Die aktuelle Preisanpassung fällt stärker aus als in den Vorwochen. Für R3-Jungbullen erhalten Landwirte nun einen Vereinigungspreis von 6,6 Euro pro Kilogramm SG für sowohl Fleckvieh- als auch Fleischrassen. Dies liegt zwar 10 Cent pro Kilogramm SG über dem Niveau des Vorjahres, doch die tatsächlich ausgezahlten Preise könnten darunter liegen, wie Marktexperten der Landwirtschaftskammer Schleswig-Holstein berichten. Die Nachfrage nach Jungbullenfleisch ist zurzeit deutlich geringer als üblich, was auf die Zurückhaltung der Verbraucher zurückgeführt wird. Ein Grund hierfür sind die Auswirkungen des Irankriegs, die sich auch auf den Fleischmarkt auswirken.

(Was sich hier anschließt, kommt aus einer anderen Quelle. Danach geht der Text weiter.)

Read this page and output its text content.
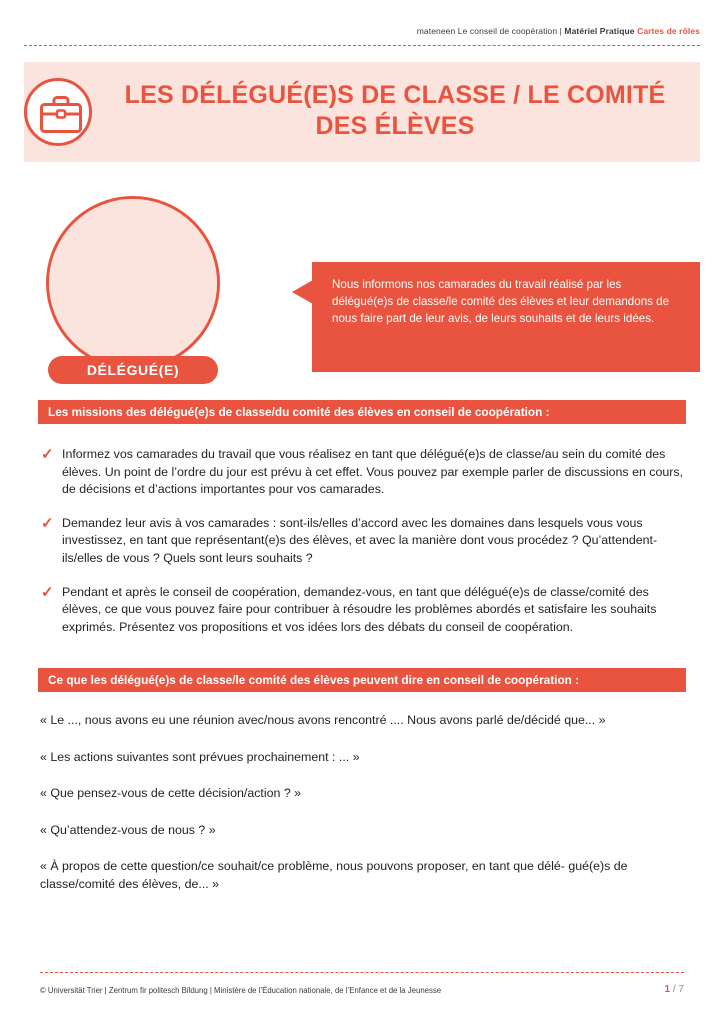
mateneen Le conseil de coopération | Matériel Pratique Cartes de rôles
LES DÉLÉGUÉ(E)S DE CLASSE / LE COMITÉ
DES ÉLÈVES
DÉLÉGUÉ(E)
Nous informons nos camarades du travail réalisé par les délégué(e)s de classe/le comité des élèves et leur demandons de nous faire part de leur avis, de leurs souhaits et de leurs idées.
Les missions des délégué(e)s de classe/du comité des élèves en conseil de coopération :
✓ Informez vos camarades du travail que vous réalisez en tant que délégué(e)s de classe/au sein du comité des élèves. Un point de l’ordre du jour est prévu à cet effet. Vous pouvez par exemple parler de discussions en cours, de décisions et d’actions importantes pour vos camarades.

✓ Demandez leur avis à vos camarades : sont-ils/elles d’accord avec les domaines dans lesquels vous vous investissez, en tant que représentant(e)s des élèves, et avec la manière dont vous procédez ? Qu’attendent-ils/elles de vous ? Quels sont leurs souhaits ?

✓ Pendant et après le conseil de coopération, demandez-vous, en tant que délégué(e)s de classe/comité des élèves, ce que vous pouvez faire pour contribuer à résoudre les problèmes abordés et satisfaire les souhaits exprimés. Présentez vos propositions et vos idées lors des débats du conseil de coopération.

Ce que les délégué(e)s de classe/le comité des élèves peuvent dire en conseil de coopération :
« Le ..., nous avons eu une réunion avec/nous avons rencontré .... Nous avons parlé de/décidé que... »
« Les actions suivantes sont prévues prochainement : ... »
« Que pensez-vous de cette décision/action ? »
« Qu’attendez-vous de nous ? »
« À propos de cette question/ce souhait/ce problème, nous pouvons proposer, en tant que délé- gué(e)s de classe/comité des élèves, de... »
© Universität Trier | Zentrum fir politesch Bildung | Ministère de l’Éducation nationale, de l’Enfance et de la Jeunesse	1 / 7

Von den Marktexperten wird berichtet, dass in verschiedenen Regionen, einschließlich Bayern, die Preise teils erheblich unter den aktuellen Notierungen liegen. Besonders bei schweren Jungbullen gibt es Meldungen über hohe Angebotsmengen und gesteigerte Schlachtgewichte. Der Fleischmarkt zeigt insgesamt weiterhin wenig Dynamik, was die Verkäufe betrifft. Die Marktbeobachter befürchten, dass die Situation sich in naher Zukunft nicht wesentlich ändern wird, da die Nachfrage nicht ansteigt und die Marktbedingungen herausfordernd bleiben.

Zusammengefasst lässt sich festhalten, dass die Landwirte in einer schwierigen Lage sind, da die Marktbedingungen und Verbraucherpräferenzen stark schwanken. Die Stabilität der Preise für Schlachtkühe könnte jedoch eine positive Entwicklung darstellen, die den Landwirten in dieser ungewissen Zeit etwas Sicherheit bietet.